Il paese delle meraviglie per ogni donna, insomma, e delizia per tutti gli appassionati. E considerando che gli introiti dei tickets sono destinati a finanziare ogni anno borse di studio per giovani e talentuosi stilisti della calzatura non c’è ragione per non andare.

Redazione

One Response to "Il posto del museo nella creazione: i casi Ferragamo e Gucci"

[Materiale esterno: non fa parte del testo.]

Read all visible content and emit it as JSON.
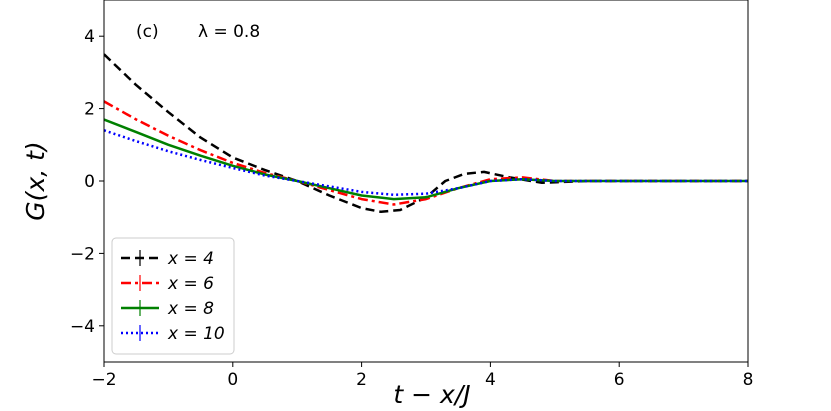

  1. Martina Brocchi   18 Maggio 2014 at 15:51

    Museo Gucci & Ferragamo

    I musei da sempre ci narrano la storia di ciò che mostrano al pubblico; come un libro illustrato espongono ai visitatori le meraviglie e i “segreti” in modo diretto, tale da permettere a chi osserva una full immersion nel magico mondo esposto.
    Nel cuore di Firenze possiamo ammirare due musei di grande spessore, il Museo Gucci e il Museo Ferragamo. Entrambi offrono sensazioni ai visitatori uniche e profonde; entrando da Gucci l’atmosfera è carica di emozione, il museo è diviso in tre piani, composto da ampie vetrine che mostrano temi precisi i quali raccontano ognuna un po’ di storia del Brand. Ogni parte del museo è dedicata ad un tema ben preciso; passiamo dalle storiche borse da viaggio agli abiti couture unici nel loro genere ed ammirevoli dando al museo quel tocco di avanguardismo quasi palpabile. Le immense vetrine offrono una visione allo spettatore talmente ben delineata che non si può far a meno di vagare con il pensiero e l’immaginazione di ciò che ha caratterizzato Gucci e di ciò che lo ha reso uno dei Brand più famosi al mondo, d’altra parte chiunque rimarrebbe estasiato alla vista di ciò che “era” “è” e “sarà”, permettendo alla propria immaginazione di vagare tra i meandri di quelle vetrine e porsi non abbastanza domande.
    Altro museo di elevata importanza è quello di Ferragamo, il quale ha iniziato la sua ascesa al successo ideando e realizzando calzature di qualità, le quali sono emblema del Brand. Tutto il museo rispecchia il suo estro e la sua fantasia, la sua creatività ed immaginazione. L’esposizione infatti viene rappresentata nei sotterranei dell’edificio, evidenziando così l’anima avanguardista del maestro delle calzature, con quel tocco di sfida, se mi è concesso utilizzare questo termine. Entrando si ha subito quel senso di curiosità, di segreti non svelati, immediatamente si avverte un feeling con le opere esposte, creatività e colore, si ha la percezione immediata dell’estro e della qualità che da sempre hanno caratterizzato Salvatore Ferragamo; ovviamente questo è un punto di vista personale. Per concludere, si parla di due colossi del mondo della moda, i quali hanno mostrato la storia di sé, e del loro patrimonio culturale, entrambi affascinanti, entrambi molto diversi sia nello stile che nella strutturazione dei musei, così differenti, così unici; stesso obiettivo finale, raggiunto percorrendo due strade completamente differenti.